Note sure if this confuses more than helps, but the next step is surely to get information on (1)?
Rgds - bigdelboy
One more question. Does log switch hangs user transactions? If so then in what situations could that occur and why is that? My understanding is if the blog buffer cache is high then all transactions get written to the buffer and doesn't have to wait for log buffer to be completely empty? Am I wrong?
With regard to log buffer, as soon as a commit occurs the log buffer must be flushed to disk and the committing session is held until to storage system reports the flush of the log to the redo buffer was successful. This is to ensure the Durability of commited transactions. In practices write will in fact be occuring from the log buffer to the current redo log at intervals of not less than 3 seconds so or when (is ist 1/3 full) when a commit occurs not much has to be written out(I have not double checked the exact algoritm completely, though I should know it).
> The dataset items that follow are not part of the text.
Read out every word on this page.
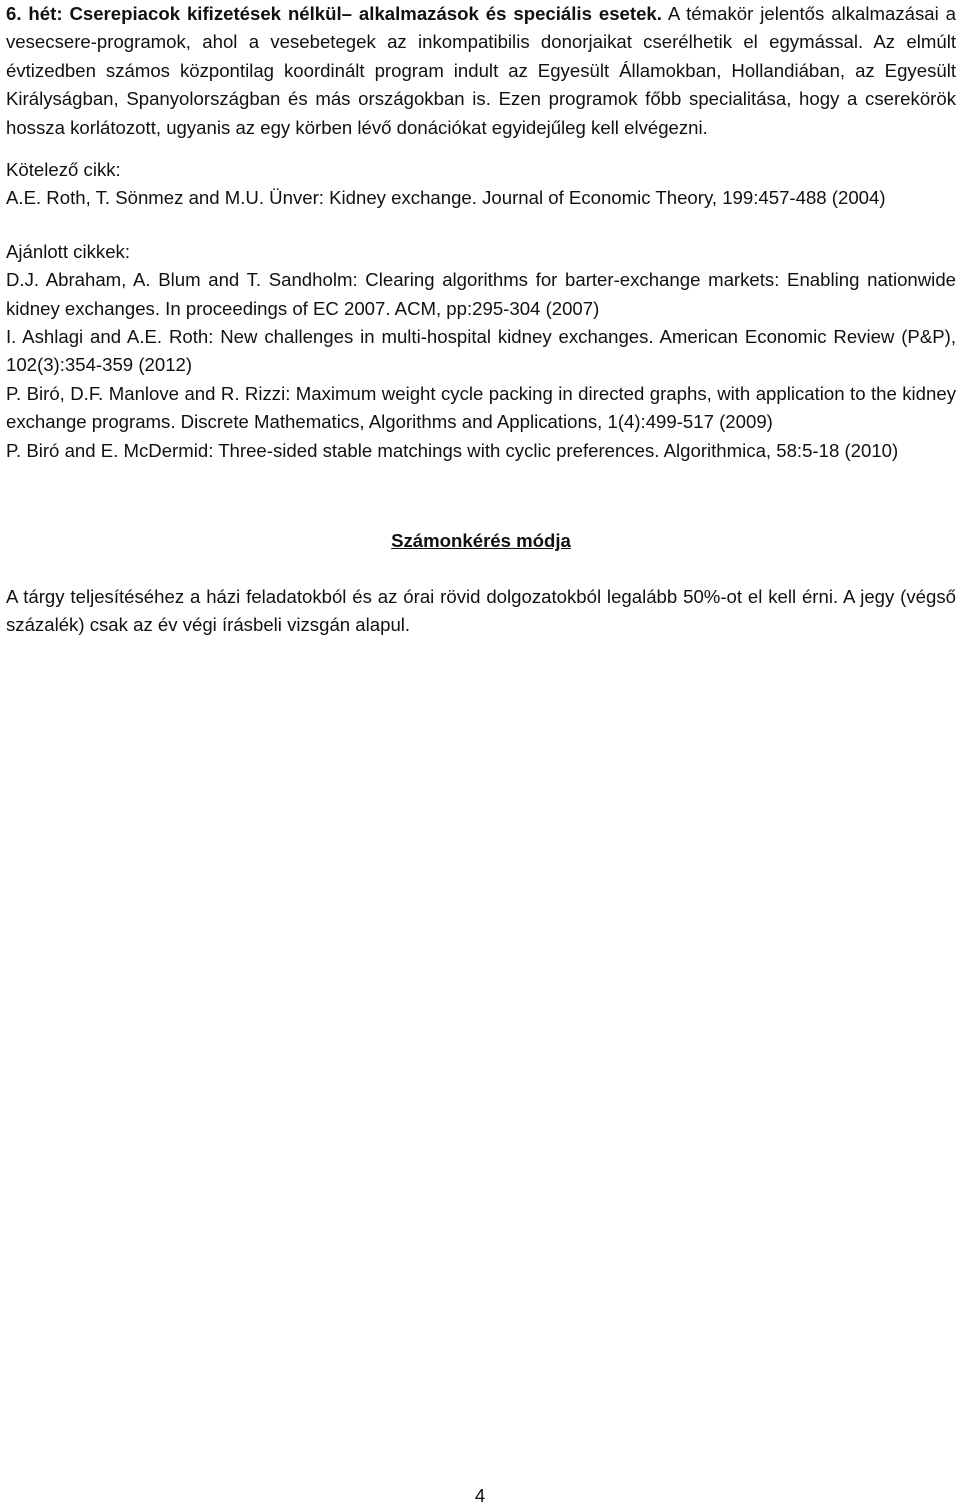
6. hét: Cserepiacok kifizetések nélkül– alkalmazások és speciális esetek. A témakör jelentős alkalmazásai a vesecsere-programok, ahol a vesebetegek az inkompatibilis donorjaikat cserélhetik el egymással. Az elmúlt évtizedben számos központilag koordinált program indult az Egyesült Államokban, Hollandiában, az Egyesült Királyságban, Spanyolországban és más országokban is. Ezen programok főbb specialitása, hogy a cserekörök hossza korlátozott, ugyanis az egy körben lévő donációkat egyidejűleg kell elvégezni.

Kötelező cikk:

A.E. Roth, T. Sönmez and M.U. Ünver: Kidney exchange. Journal of Economic Theory, 199:457-488 (2004)

Ajánlott cikkek:

D.J. Abraham, A. Blum and T. Sandholm: Clearing algorithms for barter-exchange markets: Enabling nationwide kidney exchanges. In proceedings of EC 2007. ACM, pp:295-304 (2007)

I. Ashlagi and A.E. Roth: New challenges in multi-hospital kidney exchanges. American Economic Review (P&P), 102(3):354-359 (2012)

P. Biró, D.F. Manlove and R. Rizzi: Maximum weight cycle packing in directed graphs, with application to the kidney exchange programs. Discrete Mathematics, Algorithms and Applications, 1(4):499-517 (2009)

P. Biró and E. McDermid: Three-sided stable matchings with cyclic preferences. Algorithmica, 58:5-18 (2010)

Számonkérés módja

A tárgy teljesítéséhez a házi feladatokból és az órai rövid dolgozatokból legalább 50%-ot el kell érni. A jegy (végső százalék) csak az év végi írásbeli vizsgán alapul.

4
I believe current thinking is the log_buffer_size should not be set so oracle can tune it, and there is a possilbe peformance issue if it is too large. (If you let oracle self size it, and Log Buffer Space wait events occur then manual tuning might be better). Oracle Applications at some version(s) I believe goes against this advice and recommends 10mb according to a couple of bits I have rad on the net.1 person found this helpful
I do not believe you are hanging users at log switch, however if they have issued a commit or need to read a block not in buffer cache then they are being severely impeded by a root cause of i/o contention
Hope this helps - bigdelboy
I ran that script and see that log switch occurs once in 3 hrs. But during backup it occurs 3 log switches occur.